Case:
A 49-year-old man with a history of retrobulbar optic neuritis was diagnosed with axial SpA since 2017. The diagnosis was made according to ASAS 2009 criteria (inflammatory chronic back pain over one year, positive C-Reactive-Protein (CRP) at 164mg/l and bilateral sacroiliitis on X ray (grade II)) (4). There was no extra-articular manifestation at the time of the disease diagnosis. He was treated with Non-Steroidal Anti-Inflammatory Drugs NSAIDs (diclofenac and indomethacin) for a period of two months. This treatment was quickly stopped upon the discovery of proteinuria at 0.3 g/24h. The patient was put on corticosteroid therapy (10 mg of Prednisone) and we decided to put him on biotherapy (Adalimumab).
The patient was lost to follow-up from 2017 to 2020. He consulted in December 2020 with edema of lower limbs, a hydrocele, and a bilateral pleural effusion of low abundance. His blood pressure was high (180-200 mmHg systolic). On osteoarticular examination, there were back stiffness and limitation in hips mobility. Moreover, there were no other articular involvement or abnormalities in the general examination.
Laboratory investigations showed: CRP at 51mg/l, normal level of urea and creatinine, the 24-hour urine protein was at 5.9 g/24h, the proteinemia was at 46g/l and the albuminemia was at 14.4g/l and there was not hématuria. In front of those clinical and biological data; we retained the diagnosis of impure nephrotic syndrome with arterial hypertension. Regarding SpA activity, the Bath Ankylosing Spondylitis Disease Activity score (BASDAI) was at 6.3, the Ankylosing Spondylitis Disease Activity Score (ASDAS CRP) was at 4.95. By questioning the patient, he affirmed that he self-administrated paracetamol and NSAIDs occasionally in case of pain.
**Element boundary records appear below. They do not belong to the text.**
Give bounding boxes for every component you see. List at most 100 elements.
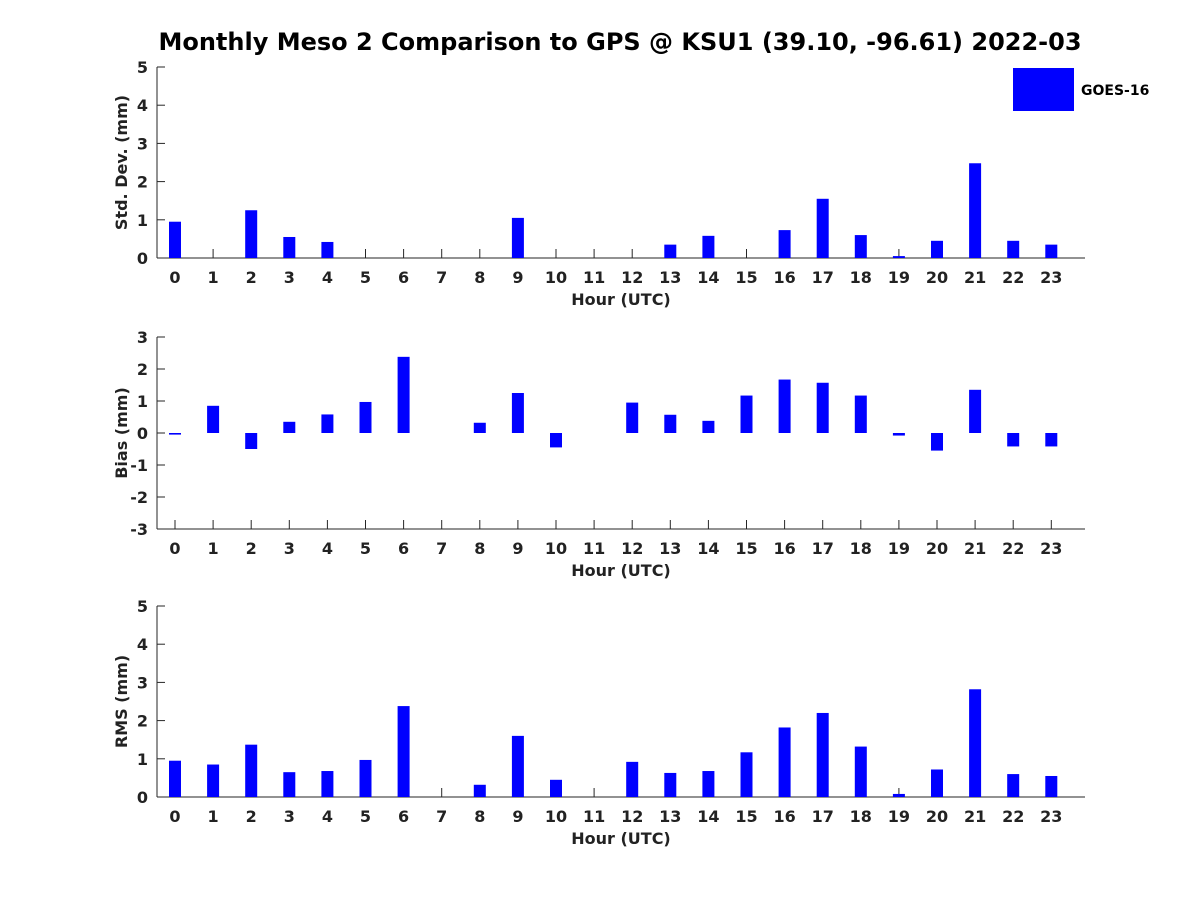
- bar: [169, 760, 181, 797]
- x-tick-label: 5: [360, 539, 371, 558]
- bar: [511, 393, 524, 433]
- y-axis-label: RMS (mm): [112, 655, 131, 748]
- bar: [740, 752, 753, 797]
- x-tick-label: 6: [398, 268, 409, 287]
- x-tick-label: 14: [697, 539, 719, 558]
- x-tick-label: 3: [284, 807, 295, 826]
- x-tick-label: 18: [850, 539, 872, 558]
- bar: [473, 784, 486, 797]
- x-tick-label: 4: [322, 539, 333, 558]
- x-tick-label: 3: [284, 268, 295, 287]
- x-tick-label: 13: [659, 807, 681, 826]
- y-tick-label: 4: [137, 635, 148, 654]
- x-tick-label: 7: [436, 539, 447, 558]
- bar: [931, 769, 943, 797]
- x-tick-label: 0: [169, 807, 180, 826]
- x-tick-label: 19: [888, 807, 910, 826]
- bar: [892, 433, 905, 436]
- x-tick-label: 9: [512, 807, 523, 826]
- x-axis-label: Hour (UTC): [571, 290, 671, 309]
- x-tick-label: 0: [169, 268, 180, 287]
- y-tick-label: 5: [137, 58, 148, 77]
- page-title: Monthly Meso 2 Comparison to GPS @ KSU1 …: [158, 28, 1082, 56]
- bar: [892, 793, 905, 797]
- bar: [245, 433, 258, 449]
- x-tick-label: 16: [773, 807, 795, 826]
- x-tick-label: 20: [926, 539, 948, 558]
- x-tick-label: 10: [545, 539, 567, 558]
- bar: [931, 433, 943, 451]
- bar: [207, 764, 220, 797]
- bar: [321, 241, 334, 258]
- x-tick-label: 2: [246, 807, 257, 826]
- x-axis-label: Hour (UTC): [571, 829, 671, 848]
- x-tick-label: 8: [474, 539, 485, 558]
- x-tick-label: 1: [208, 539, 219, 558]
- y-tick-label: -2: [130, 488, 148, 507]
- bar: [664, 772, 677, 797]
- x-tick-label: 12: [621, 807, 643, 826]
- bar: [1007, 774, 1020, 797]
- bar: [283, 772, 296, 797]
- x-tick-label: 12: [621, 539, 643, 558]
- y-tick-label: 4: [137, 96, 148, 115]
- y-tick-label: 1: [137, 750, 148, 769]
- x-tick-label: 2: [246, 539, 257, 558]
- y-tick-label: 2: [137, 712, 148, 731]
- bar: [664, 244, 677, 258]
- x-tick-label: 4: [322, 268, 333, 287]
- x-tick-label: 3: [284, 539, 295, 558]
- x-tick-label: 6: [398, 539, 409, 558]
- bar: [892, 256, 905, 258]
- x-tick-label: 22: [1002, 268, 1024, 287]
- x-tick-label: 5: [360, 807, 371, 826]
- y-tick-label: 0: [137, 788, 148, 807]
- x-tick-label: 22: [1002, 807, 1024, 826]
- x-tick-label: 14: [697, 268, 719, 287]
- x-tick-label: 16: [773, 539, 795, 558]
- bar: [1007, 433, 1020, 447]
- bar: [473, 422, 486, 433]
- x-tick-label: 19: [888, 539, 910, 558]
- bar: [969, 389, 982, 433]
- bar: [854, 746, 867, 797]
- bar: [1007, 240, 1020, 258]
- bar: [1045, 433, 1058, 447]
- bar: [169, 221, 181, 258]
- bar: [626, 761, 639, 797]
- bar: [854, 235, 867, 258]
- bar: [854, 395, 867, 433]
- x-tick-label: 23: [1040, 807, 1062, 826]
- bar: [245, 744, 258, 797]
- y-axis-label: Std. Dev. (mm): [112, 95, 131, 230]
- bar: [969, 689, 982, 797]
- legend-label: GOES-16: [1081, 83, 1149, 99]
- bar: [321, 771, 334, 797]
- x-tick-label: 11: [583, 807, 605, 826]
- bar: [778, 727, 791, 797]
- y-tick-label: -1: [130, 456, 148, 475]
- bar: [740, 395, 753, 433]
- x-tick-label: 0: [169, 539, 180, 558]
- x-tick-label: 14: [697, 807, 719, 826]
- x-tick-label: 15: [735, 268, 757, 287]
- bar: [511, 217, 524, 258]
- y-tick-label: 3: [137, 673, 148, 692]
- bar: [283, 236, 296, 258]
- x-tick-label: 21: [964, 807, 986, 826]
- bar: [702, 771, 715, 797]
- bar: [397, 356, 410, 433]
- x-tick-label: 17: [812, 807, 834, 826]
- x-tick-label: 17: [812, 539, 834, 558]
- bar: [245, 210, 258, 258]
- bar: [321, 414, 334, 433]
- y-tick-label: 1: [137, 392, 148, 411]
- bar: [969, 163, 982, 258]
- bar: [1045, 775, 1058, 797]
- x-tick-label: 21: [964, 539, 986, 558]
- y-tick-label: 3: [137, 328, 148, 347]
To explore the impure nephrotic syndrome, a renal biopsy was indicated and the anatomopathological examination concluded to a FSGS involvement (Figure 1 ). After ruling out the causes of secondary FSGS (human immune-deficiency virus, hepatitis B virus, parvovirus B19, and Cytomegalovirus infections, drug / toxic origin, adaptive FSGS by nephronic reduction and glomerular hyperfiltration) we put the patient on corticosteroid therapy (prednisone) at a dose of 1 mg/kg/day in association with diuretics (furosemide and spironolactone) and an ACE inhibitor (ramipril) for a period of 3 months, five albumin infusions were also prescribed.
After three months of treatment, the edema as well as the nephrotic syndrome have almost disappeared. Regarding his SpA, the patient is currently awaiting a support agreement for Adalimumab from the social insurance funds. He only receives analgesic treatment.